Prof. Amanda M. Stockton
School of Chemistry and Biochemistry at the Georgia Institute of Technology

Abstract: Microfluidics offers multiple unique and powerful tools with which to address astrobiology’s big questions, including “Is there life beyond Earth?”  One key microfluidic technology in the search for life beyond Earth is the Extraterrestrial Organic Analyzer (EOA) microcapillary electrophoresis (µCE) laser-induced fluorescence (LIF) detection system.  EOA, because it uses a programmable microfluidic architecture (PMA) in tandem with µCE-LIF, enables rapid, automated, and extremely sensitive analyses of organic biomarkers (down to 70 pM or sub pptr) including amines, amino acids, dipeptides, aldehydes, ketones, carboxylic acids, and polycyclic aromatic hydrocarbons.  The PMA, based on normally-closed or lifting-gate monolithic membrane microvalves, enables automated sample processing with complex fluidic manipulation including mixing, dilution, labeling, and transfer for analysis of multiple compound classes within minutes.  EOA technology has been proposed for Mars rover missions and Enceladus fly-by missions.  Recent work in our group has looked at hardening the technology for a 50,000 g 5 km/s impact mission for Europa.  This requires the entire optical subsystem be assembled with sub-micron precision and permanently welded as a single monolithic stack.  It also requires that we transition from pneumatically-actuated microvalves to hydraulic valves with incompressible fluids.  This talk will present an overview of EOA, with detailed descriptions of the microfluidics that makes this technology possible.

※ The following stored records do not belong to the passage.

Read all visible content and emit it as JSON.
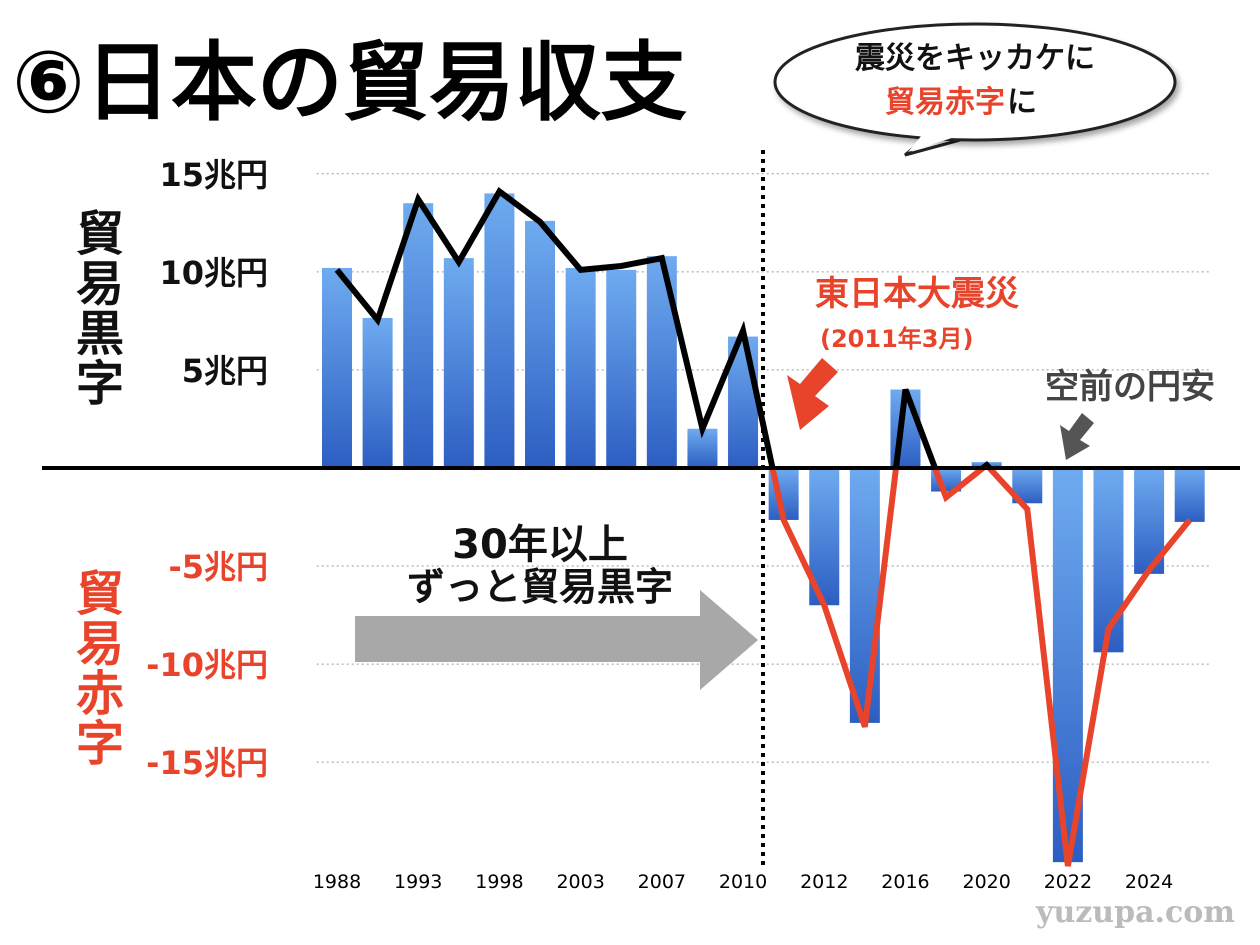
{
  "chart_data": {
    "type": "bar",
    "title": "⑥日本の貿易収支",
    "bubble": {
      "line1": "震災をキッカケに",
      "highlight": "貿易赤字",
      "tail": "に"
    },
    "surplus_label": "貿易黒字",
    "deficit_label": "貿易赤字",
    "annotations": {
      "quake": "東日本大震災",
      "quake_date": "(2011年3月)",
      "yen": "空前の円安",
      "years": "30年以上",
      "surplus_run": "ずっと貿易黒字"
    },
    "watermark": "yuzupa.com",
    "categories": [
      "1988",
      null,
      "1993",
      null,
      "1998",
      null,
      "2003",
      null,
      "2007",
      null,
      "2010",
      null,
      "2012",
      null,
      "2016",
      null,
      "2020",
      null,
      "2022",
      null,
      "2024",
      null
    ],
    "values": [
      10.2,
      7.65,
      13.5,
      10.7,
      14.0,
      12.6,
      10.2,
      10.1,
      10.8,
      2.0,
      6.7,
      -2.65,
      -7.0,
      -13.0,
      4.0,
      -1.2,
      0.3,
      -1.8,
      -20.1,
      -9.4,
      -5.4,
      -2.75
    ],
    "color": [
      "#6fabf0",
      "#2c5ec2"
    ],
    "line": {
      "values": [
        10.1,
        7.55,
        13.7,
        10.5,
        14.1,
        12.55,
        10.1,
        10.3,
        10.7,
        2.0,
        7.0,
        -2.65,
        -7.0,
        -13.2,
        4.0,
        -1.5,
        0.15,
        -2.1,
        -20.3,
        -8.2,
        -5.2,
        -2.65
      ],
      "color_above": "#000000",
      "color_below": "#e8432b"
    },
    "ylim": [
      -20.5,
      15.5
    ],
    "yticks": [
      {
        "value": 15,
        "label": "15兆円"
      },
      {
        "value": 10,
        "label": "10兆円"
      },
      {
        "value": 5,
        "label": "5兆円"
      },
      {
        "value": -5,
        "label": "-5兆円"
      },
      {
        "value": -10,
        "label": "-10兆円"
      },
      {
        "value": -15,
        "label": "-15兆円"
      }
    ],
    "grid": true
  }
}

This work was performed in collaboration with the Stockton Research Group at Georgia Tech (Z. A. Duca, T. P. Cantrell, G. Tan, M. H. Dorn, M. A. Van Enige, and M. Cato), P. Putnam of Sierra Lobo, J. Kim of Texas Tech, and R. A. Mathies of UC Berkeley.

Bio: Amanda Stockton is an Assistant Professor in Chemistry and Biochemistry at Georgia Tech.  Prior to this appointment, she worked at the Jet Propulsion Laboratory, California Institute of Technology.  Her PhD work was with Richard Mathies at UC Berkeley after she earned a Master’s degree in chemistry from Brown University and Bachelor’s degrees in aerospace engineering and chemistry from the Massachusetts Institute of Technology. The Stockton group’s research focuses on the development of ultra-highly sensitive analytical methods and portable equipment using microfabricated capillary electrophoresis with laser-induced fluorescence detection (µCE-LIF) and other microfluidic technologies. Dr. Stockton has extensive experience in the use of µCE-LIF to detect very low levels (sub-pptr) of organic molecules in astrobiologically relevant samples, including samples from the Murchison meteorite, Atacama Desert, Saline Valley, Rio Tinto, etc… Her work also includes a significant field-work component, including field expeditions to map lava tube caves in the Mojave Desert and repeated expeditions to volcanic regions of Iceland as a Martian analogue.